Politik

Otto Fricke im "ntv Frühstart" "EU muss Impf-Verträge offenlegen"

Im Streit um Lieferschwierigkeiten kritisiert die FDP den Hersteller Astrazeneca, aber auch die EU-Kommission. Wegen sinkender Infektionszahlen fordern die Liberalen eine Öffnungsperspektive.

Der FDP-Haushaltspolitiker Otto Fricke hat die EU-Kommission aufgefordert, für mehr Transparenz bei den Verhandlungen mit Impfstoff-Herstellern zu sorgen. "Die EU-Kommission muss endlich mal klarmachen, wie sie verhandelt hat, was sie verhandelt hat, wie die Verträge sind", sagte Fricke im "Frühstart" bei ntv. Probleme wie jetzt mit der britisch-schwedischen Firma Astrazeneca hält er für nicht überraschend. "Das kommt davon, wenn man es geheim hält, und nachher läuft es dann eben schief." Fricke kritisierte aber auch den Hersteller selbst. Astrazeneca müsse jetzt aufzeigen, was hinter den Lieferschwierigkeiten stecke.

Millionen Dosen von Astrazeneca werden voraussichtlich deutlich später als geplant an die EU geliefert. Laut Fricke gefährdet dies das Versprechen von Bundesgesundheitsminister Jens Spahn (CDU), für alle Bürger bis zum Sommer Impfstoff zu haben. Die Bundesregierung müsse jetzt für die Hersteller und andere Unternehmen Anreize schaffen, mehr zu produzieren.

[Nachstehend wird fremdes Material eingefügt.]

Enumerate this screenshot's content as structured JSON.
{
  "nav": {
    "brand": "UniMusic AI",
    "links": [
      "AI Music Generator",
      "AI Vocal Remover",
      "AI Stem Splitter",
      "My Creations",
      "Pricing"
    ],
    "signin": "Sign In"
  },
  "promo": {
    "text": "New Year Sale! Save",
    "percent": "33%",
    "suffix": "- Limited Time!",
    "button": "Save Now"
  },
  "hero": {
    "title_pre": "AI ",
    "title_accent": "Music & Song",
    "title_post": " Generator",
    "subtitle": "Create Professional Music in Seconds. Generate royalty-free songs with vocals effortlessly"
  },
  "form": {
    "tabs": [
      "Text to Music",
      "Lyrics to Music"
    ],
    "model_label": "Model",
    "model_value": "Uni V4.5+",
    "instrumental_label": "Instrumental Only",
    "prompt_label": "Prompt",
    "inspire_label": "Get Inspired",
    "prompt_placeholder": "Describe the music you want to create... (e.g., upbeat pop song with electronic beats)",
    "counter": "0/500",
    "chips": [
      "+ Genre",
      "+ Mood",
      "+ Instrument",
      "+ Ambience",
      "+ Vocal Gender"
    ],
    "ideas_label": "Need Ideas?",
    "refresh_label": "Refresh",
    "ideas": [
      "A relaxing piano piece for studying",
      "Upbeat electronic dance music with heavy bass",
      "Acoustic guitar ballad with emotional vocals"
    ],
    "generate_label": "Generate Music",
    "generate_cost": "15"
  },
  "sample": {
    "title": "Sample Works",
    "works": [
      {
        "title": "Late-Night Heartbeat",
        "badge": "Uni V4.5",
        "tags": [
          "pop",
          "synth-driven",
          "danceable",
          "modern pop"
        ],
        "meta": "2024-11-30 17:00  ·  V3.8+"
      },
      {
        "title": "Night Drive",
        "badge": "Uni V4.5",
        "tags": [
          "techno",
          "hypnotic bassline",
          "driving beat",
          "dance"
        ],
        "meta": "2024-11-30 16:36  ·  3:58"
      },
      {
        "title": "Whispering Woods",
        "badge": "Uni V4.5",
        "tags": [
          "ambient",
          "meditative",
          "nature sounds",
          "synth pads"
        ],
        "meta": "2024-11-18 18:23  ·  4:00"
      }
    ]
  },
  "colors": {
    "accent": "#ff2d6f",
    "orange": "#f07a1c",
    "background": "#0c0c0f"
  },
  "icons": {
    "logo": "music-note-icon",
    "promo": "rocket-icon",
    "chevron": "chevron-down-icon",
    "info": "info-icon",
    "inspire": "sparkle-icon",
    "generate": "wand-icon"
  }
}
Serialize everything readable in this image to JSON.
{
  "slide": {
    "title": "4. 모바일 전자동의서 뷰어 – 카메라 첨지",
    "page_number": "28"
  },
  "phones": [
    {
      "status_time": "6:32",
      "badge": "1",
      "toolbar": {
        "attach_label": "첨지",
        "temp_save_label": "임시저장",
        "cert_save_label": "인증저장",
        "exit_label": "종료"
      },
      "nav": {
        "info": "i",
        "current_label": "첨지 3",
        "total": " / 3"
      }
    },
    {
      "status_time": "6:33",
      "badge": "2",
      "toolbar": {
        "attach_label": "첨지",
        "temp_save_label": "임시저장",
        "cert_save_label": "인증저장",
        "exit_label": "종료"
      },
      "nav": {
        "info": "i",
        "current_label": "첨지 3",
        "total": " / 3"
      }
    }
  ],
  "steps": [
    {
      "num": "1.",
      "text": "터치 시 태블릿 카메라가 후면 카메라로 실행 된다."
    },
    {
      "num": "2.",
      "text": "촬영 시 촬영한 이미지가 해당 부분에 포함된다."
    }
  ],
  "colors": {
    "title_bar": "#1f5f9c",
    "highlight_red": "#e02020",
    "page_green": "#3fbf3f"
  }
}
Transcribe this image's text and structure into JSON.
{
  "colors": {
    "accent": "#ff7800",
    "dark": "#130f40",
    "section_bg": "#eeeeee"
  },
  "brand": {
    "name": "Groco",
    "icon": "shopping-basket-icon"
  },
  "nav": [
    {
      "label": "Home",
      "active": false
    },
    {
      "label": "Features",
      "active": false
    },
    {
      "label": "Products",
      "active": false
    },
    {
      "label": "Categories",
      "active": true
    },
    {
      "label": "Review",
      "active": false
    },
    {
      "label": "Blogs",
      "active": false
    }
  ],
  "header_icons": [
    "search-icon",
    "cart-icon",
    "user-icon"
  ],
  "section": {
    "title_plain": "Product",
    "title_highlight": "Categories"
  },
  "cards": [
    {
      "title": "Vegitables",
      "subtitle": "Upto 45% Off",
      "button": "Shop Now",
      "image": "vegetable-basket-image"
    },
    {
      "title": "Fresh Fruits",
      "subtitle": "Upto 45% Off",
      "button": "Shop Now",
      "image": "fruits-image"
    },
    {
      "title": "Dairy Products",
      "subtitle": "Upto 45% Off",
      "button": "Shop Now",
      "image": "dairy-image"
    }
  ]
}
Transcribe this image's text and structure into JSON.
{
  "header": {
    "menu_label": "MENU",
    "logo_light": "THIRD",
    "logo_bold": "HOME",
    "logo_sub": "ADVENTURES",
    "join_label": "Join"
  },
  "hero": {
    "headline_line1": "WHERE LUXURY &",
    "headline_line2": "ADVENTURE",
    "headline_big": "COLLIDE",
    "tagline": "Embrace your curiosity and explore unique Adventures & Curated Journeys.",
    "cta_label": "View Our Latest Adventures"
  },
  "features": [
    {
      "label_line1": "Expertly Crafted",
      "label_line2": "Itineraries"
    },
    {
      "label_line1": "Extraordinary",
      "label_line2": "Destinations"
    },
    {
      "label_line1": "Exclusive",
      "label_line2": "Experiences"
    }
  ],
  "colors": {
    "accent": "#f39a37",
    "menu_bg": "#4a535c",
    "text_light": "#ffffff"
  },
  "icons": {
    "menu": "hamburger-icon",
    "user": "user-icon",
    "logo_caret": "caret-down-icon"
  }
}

Der haushaltspolitische Sprecher der FDP-Fraktion forderte die Regierung auf, angesichts fallender Infektionszahlen Lockerungen in Aussicht zu stellen, um Vertrauen in der Bevölkerung zu schaffen. "Ich muss den Gipfel sehen können, auf den ich will." Es sei das falsche Zeichen, wenn die Bundesregierung jetzt nur auf Virus-Mutationen schaue. "Das richtige Zeichen wäre jetzt, wenn die Bundesregierung und die Ministerpräsidenten nach außen dokumentieren, was die jeweiligen Schritte bei welcher Inzidenz sind." Sobald die bundesweite Inzidenz unter 100 liege, könne man Kommunen mit einer Inzidenz von unter 50 ermöglichen, beispielsweise Friseure unter Einhaltung der Hygieneregeln wieder zu öffnen.

Die Politik müsse Virologen zurate ziehen, die einschätzen könnten, wo das Risiko wie groß sei. Danach könne man entscheiden, in welchen Wirtschaftsbereichen Öffnungen möglich seien und in welchen noch nicht. Fricke befürwortet regionale Maßnahmen. "Damit auch jeder weiß: Ich bin auch für meine Zahlen vor Ort verantwortlich. Wenn es bei mir besser läuft und ich meinem Nachbarn sage, passe ein bisschen besser auf, hat das für mich, meine Freunde und Familie Vorteile."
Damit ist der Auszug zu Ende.